Beware of the Unaware

Lindsey Cohen, Associate Editor

Why do we sometimes “pretend” to like the new friend of a current best friend? Why some people may punch a wall when they get in trouble at home? Why an insecure girl may convince herself that everyone is constantly gawking at her because they are “so jealous” of her? Why does a 16 year old girl throw a tantrum when she doesn’t get the car she wants? And why am writing this article instead of studying for my chemistry test?

Sigmund Freud (1856-1939) creator of the psychoanalysis theory has all of the answers. He is able to justify those moments that we aren’t even aware of. Freud’s theory suggests that our personality is derived in the unconscious mind; in other words, we cannot control how we act.

Though his theory is one of many credible ones, Freud hones in on how and why we act in certain ways to other people. The id, ego, and superego are all components defined in his theory. According to Freud, we are born functioning on our id, or our pleasure principle. The id doesn’t care how about reality or the effects of its actions, kind of like a really really rebellious teen (don’t get any ideas kids). A Freudian Slip is essentially a slip of the tongue…your unconscious tongue. Have you ever said something that you really didn’t mean to? A severe case of word vomit perhaps? Thank your id for that. To control the rambunctious, sexually, fearfully or anxiety driven id, is your ego. The ego is based on the reality principle; the ego is able to do the job of the id but in a more socially acceptable manner. The superego is the Christopher Reeve of the unconscious mind. The superego satisfies the id with a moralistic approach.

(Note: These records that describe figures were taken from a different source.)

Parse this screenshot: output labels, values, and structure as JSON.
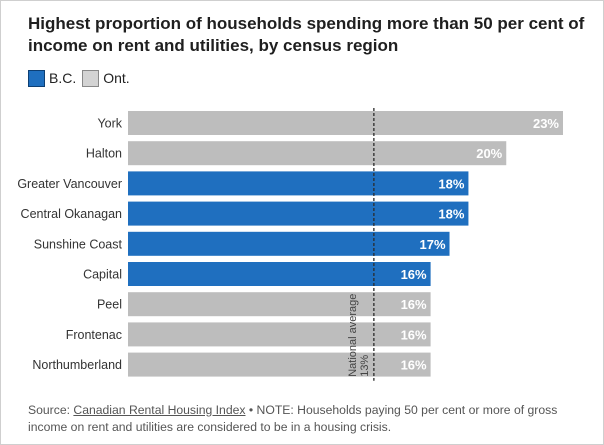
{
  "title": "Highest proportion of households spending more than 50 per cent of income on rent and utilities, by census region",
  "legend": [
    {
      "label": "B.C.",
      "color": "#1f6fbf",
      "border": "#0d3f73"
    },
    {
      "label": "Ont.",
      "color": "#d3d3d3",
      "border": "#888888"
    }
  ],
  "source": {
    "prefix": "Source: ",
    "link_text": "Canadian Rental Housing Index",
    "note": " • NOTE: Households paying 50 per cent or more of gross income on rent and utilities are considered to be in a housing crisis."
  },
  "chart_data": {
    "type": "bar",
    "orientation": "horizontal",
    "categories": [
      "York",
      "Halton",
      "Greater Vancouver",
      "Central Okanagan",
      "Sunshine Coast",
      "Capital",
      "Peel",
      "Frontenac",
      "Northumberland"
    ],
    "values": [
      23,
      20,
      18,
      18,
      17,
      16,
      16,
      16,
      16
    ],
    "regions": [
      "Ont.",
      "Ont.",
      "B.C.",
      "B.C.",
      "B.C.",
      "B.C.",
      "Ont.",
      "Ont.",
      "Ont."
    ],
    "value_labels": [
      "23%",
      "20%",
      "18%",
      "18%",
      "17%",
      "16%",
      "16%",
      "16%",
      "16%"
    ],
    "xlim": [
      0,
      23
    ],
    "colors": {
      "B.C.": "#1f6fbf",
      "Ont.": "#bdbdbd"
    },
    "reference_line": {
      "value": 13,
      "label_line1": "National average",
      "label_line2": "13%"
    }
  }
}
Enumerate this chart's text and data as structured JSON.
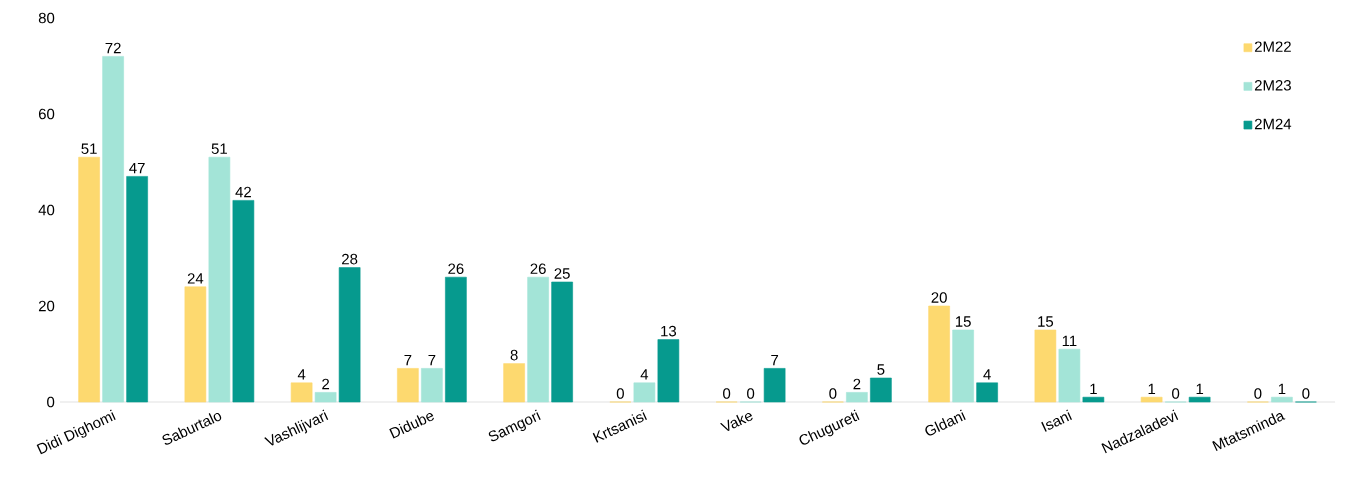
{
  "chart_data": {
    "type": "bar",
    "categories": [
      "Didi Dighomi",
      "Saburtalo",
      "Vashlijvari",
      "Didube",
      "Samgori",
      "Krtsanisi",
      "Vake",
      "Chugureti",
      "Gldani",
      "Isani",
      "Nadzaladevi",
      "Mtatsminda"
    ],
    "series": [
      {
        "name": "2M22",
        "color": "#fdd96f",
        "values": [
          51,
          24,
          4,
          7,
          8,
          0,
          0,
          0,
          20,
          15,
          1,
          0
        ]
      },
      {
        "name": "2M23",
        "color": "#a3e4d7",
        "values": [
          72,
          51,
          2,
          7,
          26,
          4,
          0,
          2,
          15,
          11,
          0,
          1
        ]
      },
      {
        "name": "2M24",
        "color": "#069a8e",
        "values": [
          47,
          42,
          28,
          26,
          25,
          13,
          7,
          5,
          4,
          1,
          1,
          0
        ]
      }
    ],
    "ylim": [
      0,
      80
    ],
    "yticks": [
      0,
      20,
      40,
      60,
      80
    ],
    "grid": false,
    "legend": "top right",
    "data_labels": true
  }
}
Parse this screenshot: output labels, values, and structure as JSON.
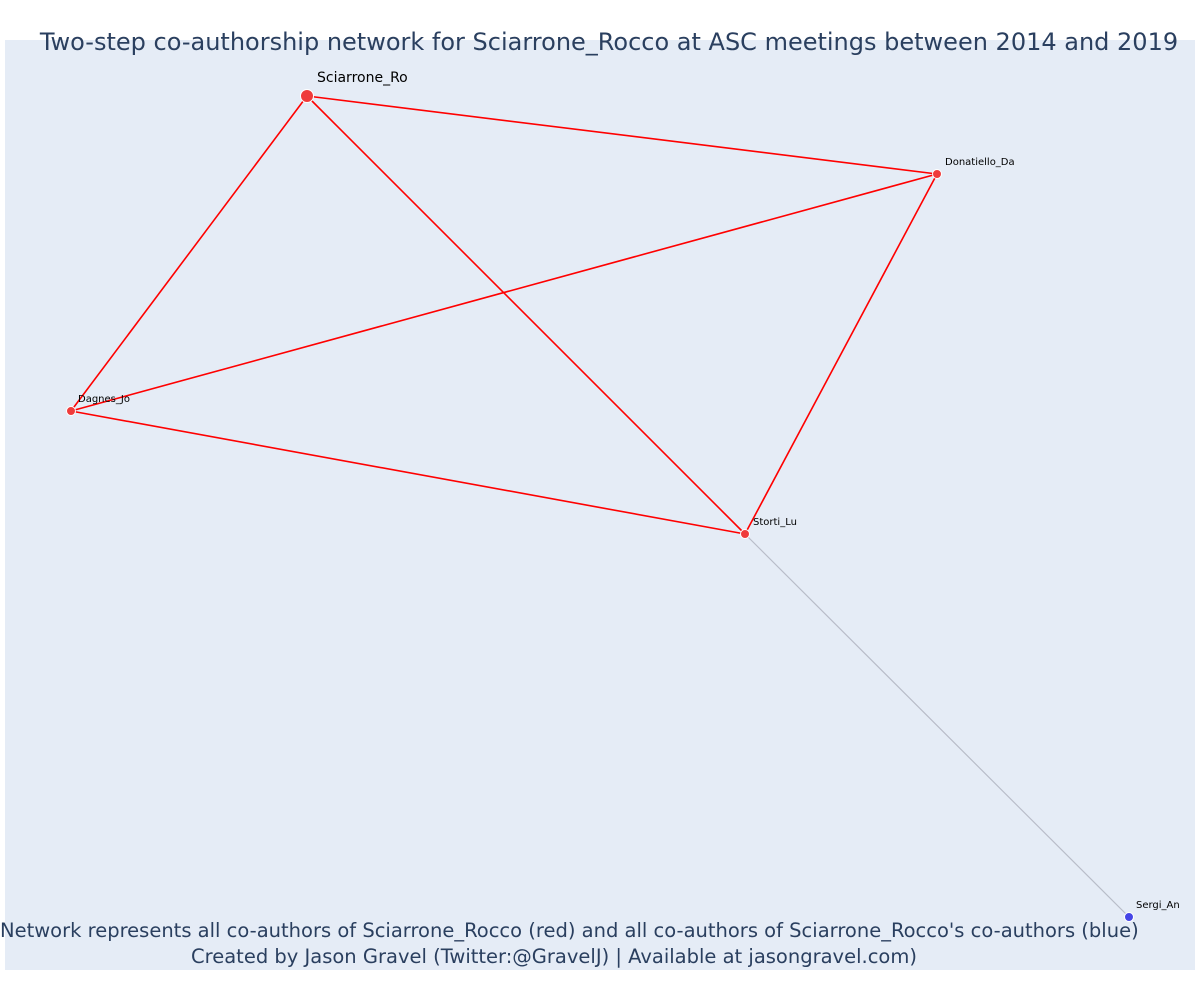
{
  "title": "Two-step co-authorship network for Sciarrone_Rocco at ASC meetings between 2014 and 2019",
  "caption": {
    "line1": "Network represents all co-authors of Sciarrone_Rocco (red) and all co-authors of Sciarrone_Rocco's co-authors (blue)",
    "line2": "Created by Jason Gravel (Twitter:@GravelJ) | Available at jasongravel.com)"
  },
  "colors": {
    "background": "#e5ecf6",
    "direct": "#ff0000",
    "direct_node": "#ef3b3b",
    "secondary_edge": "#b8bcc8",
    "secondary_node": "#4545e6",
    "text": "#2a3f5f"
  },
  "nodes": [
    {
      "id": "Sciarrone_Ro",
      "label": "Sciarrone_Ro",
      "group": "ego"
    },
    {
      "id": "Donatiello_Da",
      "label": "Donatiello_Da",
      "group": "coauthor"
    },
    {
      "id": "Dagnes_Jo",
      "label": "Dagnes_Jo",
      "group": "coauthor"
    },
    {
      "id": "Storti_Lu",
      "label": "Storti_Lu",
      "group": "coauthor"
    },
    {
      "id": "Sergi_An",
      "label": "Sergi_An",
      "group": "second-step"
    }
  ],
  "edges": [
    {
      "source": "Sciarrone_Ro",
      "target": "Donatiello_Da",
      "type": "direct"
    },
    {
      "source": "Sciarrone_Ro",
      "target": "Dagnes_Jo",
      "type": "direct"
    },
    {
      "source": "Sciarrone_Ro",
      "target": "Storti_Lu",
      "type": "direct"
    },
    {
      "source": "Donatiello_Da",
      "target": "Dagnes_Jo",
      "type": "direct"
    },
    {
      "source": "Donatiello_Da",
      "target": "Storti_Lu",
      "type": "direct"
    },
    {
      "source": "Dagnes_Jo",
      "target": "Storti_Lu",
      "type": "direct"
    },
    {
      "source": "Storti_Lu",
      "target": "Sergi_An",
      "type": "secondary"
    }
  ]
}
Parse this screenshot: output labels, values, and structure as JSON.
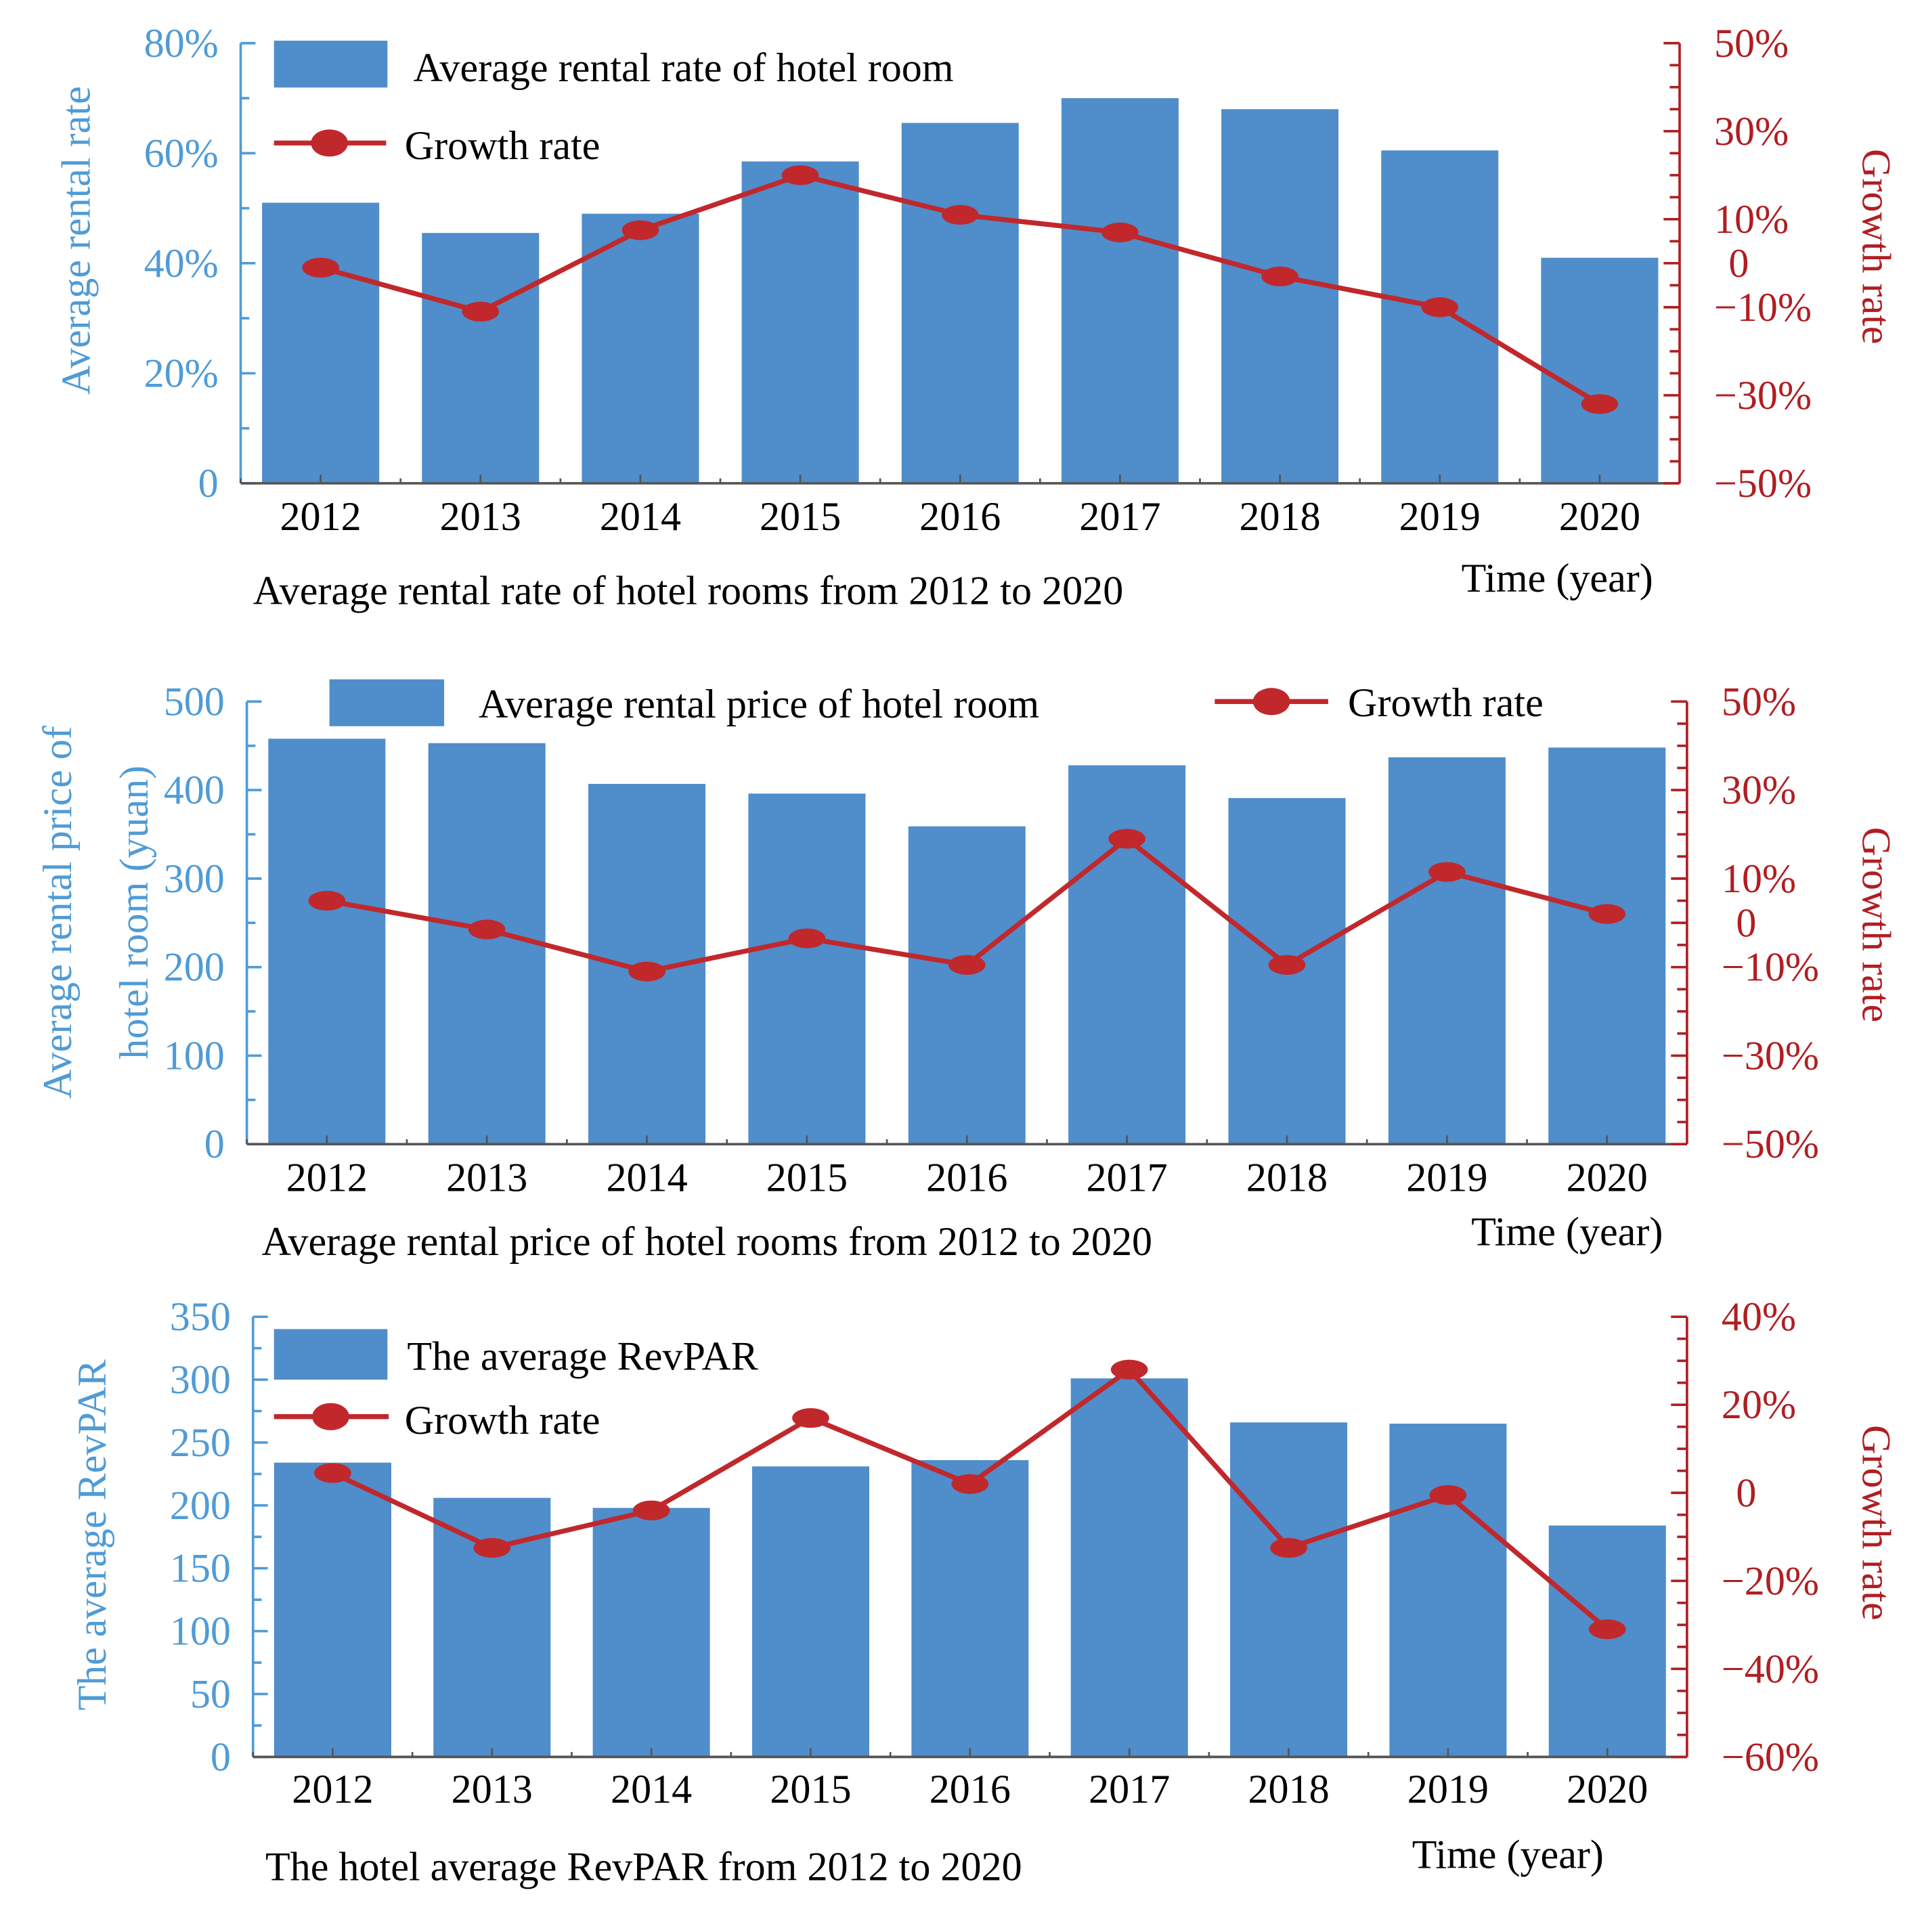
{
  "colors": {
    "bar": "#4f8dcb",
    "left_axis": "#4f9bd6",
    "line": "#c0282c",
    "right_axis": "#b01e22",
    "text": "#000000"
  },
  "chart_data": [
    {
      "type": "bar",
      "title": "Average rental rate of hotel rooms from 2012 to 2020",
      "xlabel": "Time (year)",
      "ylabel": "Average rental rate",
      "y2label": "Growth rate",
      "categories": [
        "2012",
        "2013",
        "2014",
        "2015",
        "2016",
        "2017",
        "2018",
        "2019",
        "2020"
      ],
      "series": [
        {
          "name": "Average rental rate of hotel room",
          "kind": "bar",
          "axis": "left",
          "values": [
            51,
            45.5,
            49,
            58.5,
            65.5,
            70,
            68,
            60.5,
            41
          ]
        },
        {
          "name": "Growth rate",
          "kind": "line",
          "axis": "right",
          "values": [
            -1,
            -11,
            7.5,
            20,
            11,
            7,
            -3,
            -10,
            -32
          ]
        }
      ],
      "ylim": [
        0,
        80
      ],
      "yticks": [
        0,
        20,
        40,
        60,
        80
      ],
      "yticklabels": [
        "0",
        "20%",
        "40%",
        "60%",
        "80%"
      ],
      "y2lim": [
        -50,
        50
      ],
      "y2ticks": [
        -50,
        -30,
        -10,
        0,
        10,
        30,
        50
      ],
      "y2ticklabels": [
        "−50%",
        "−30%",
        "−10%",
        "0",
        "10%",
        "30%",
        "50%"
      ],
      "legend": "top-left",
      "grid": false
    },
    {
      "type": "bar",
      "title": "Average rental price of hotel rooms from 2012 to 2020",
      "xlabel": "Time (year)",
      "ylabel": "Average rental price of hotel room (yuan)",
      "ylabel_lines": [
        "Average rental price of",
        "hotel room (yuan)"
      ],
      "y2label": "Growth rate",
      "categories": [
        "2012",
        "2013",
        "2014",
        "2015",
        "2016",
        "2017",
        "2018",
        "2019",
        "2020"
      ],
      "series": [
        {
          "name": "Average rental price of hotel room",
          "kind": "bar",
          "axis": "left",
          "values": [
            458,
            453,
            407,
            396,
            359,
            428,
            391,
            437,
            448
          ]
        },
        {
          "name": "Growth rate",
          "kind": "line",
          "axis": "right",
          "values": [
            5,
            -1.5,
            -11,
            -3.5,
            -9.5,
            19,
            -9.5,
            11.5,
            2
          ]
        }
      ],
      "ylim": [
        0,
        500
      ],
      "yticks": [
        0,
        100,
        200,
        300,
        400,
        500
      ],
      "yticklabels": [
        "0",
        "100",
        "200",
        "300",
        "400",
        "500"
      ],
      "y2lim": [
        -50,
        50
      ],
      "y2ticks": [
        -50,
        -30,
        -10,
        0,
        10,
        30,
        50
      ],
      "y2ticklabels": [
        "−50%",
        "−30%",
        "−10%",
        "0",
        "10%",
        "30%",
        "50%"
      ],
      "legend": "top",
      "grid": false
    },
    {
      "type": "bar",
      "title": "The hotel average RevPAR from 2012 to 2020",
      "xlabel": "Time (year)",
      "ylabel": "The average RevPAR",
      "y2label": "Growth rate",
      "categories": [
        "2012",
        "2013",
        "2014",
        "2015",
        "2016",
        "2017",
        "2018",
        "2019",
        "2020"
      ],
      "series": [
        {
          "name": "The average RevPAR",
          "kind": "bar",
          "axis": "left",
          "values": [
            234,
            206,
            198,
            231,
            236,
            301,
            266,
            265,
            184
          ]
        },
        {
          "name": "Growth rate",
          "kind": "line",
          "axis": "right",
          "values": [
            4.5,
            -12.5,
            -4,
            17,
            2,
            28,
            -12.5,
            -0.5,
            -31
          ]
        }
      ],
      "ylim": [
        0,
        350
      ],
      "yticks": [
        0,
        50,
        100,
        150,
        200,
        250,
        300,
        350
      ],
      "yticklabels": [
        "0",
        "50",
        "100",
        "150",
        "200",
        "250",
        "300",
        "350"
      ],
      "y2lim": [
        -60,
        40
      ],
      "y2ticks": [
        -60,
        -40,
        -20,
        0,
        20,
        40
      ],
      "y2ticklabels": [
        "−60%",
        "−40%",
        "−20%",
        "0",
        "20%",
        "40%"
      ],
      "legend": "top-left",
      "grid": false
    }
  ]
}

“Stop being so defensive” is amongst the top sentences that irk me the most. Sometimes one may not even realize that he or she is acting in a defensive manner. Fortunately, we are not insane. Freud’s psychoanalytic theory gives an explanation for why we pretend to like the new friend because unconsciously we dislike the newbie so strongly that our ego reacts appropriately with befriending him or her, this mechanism is called reaction formation. The anger and frustration mustered up in the id would cause one to punch a wall or an intimate object, projecting the anger towards one source unto another. The defense mechanism known as displacement is triggered from one’s own insecurities and “placed” onto someone else. Regression is when one unconsciously reverts back to an earlier stage of development, thus acting like a bratty 2 year old. As for why I’m not studying for my test, I am making a rational excuse; I HAD to write this article, The Loch Ness Monster is forcing me against my will. I want to study, but I just can’t! Rationalization is creating a plausible excuse, usually a bit more believable than my justification.

Consciously, Freud’s theory says we are not aware of any of this, and we place our anxiety onto other sources that are easier to cope with.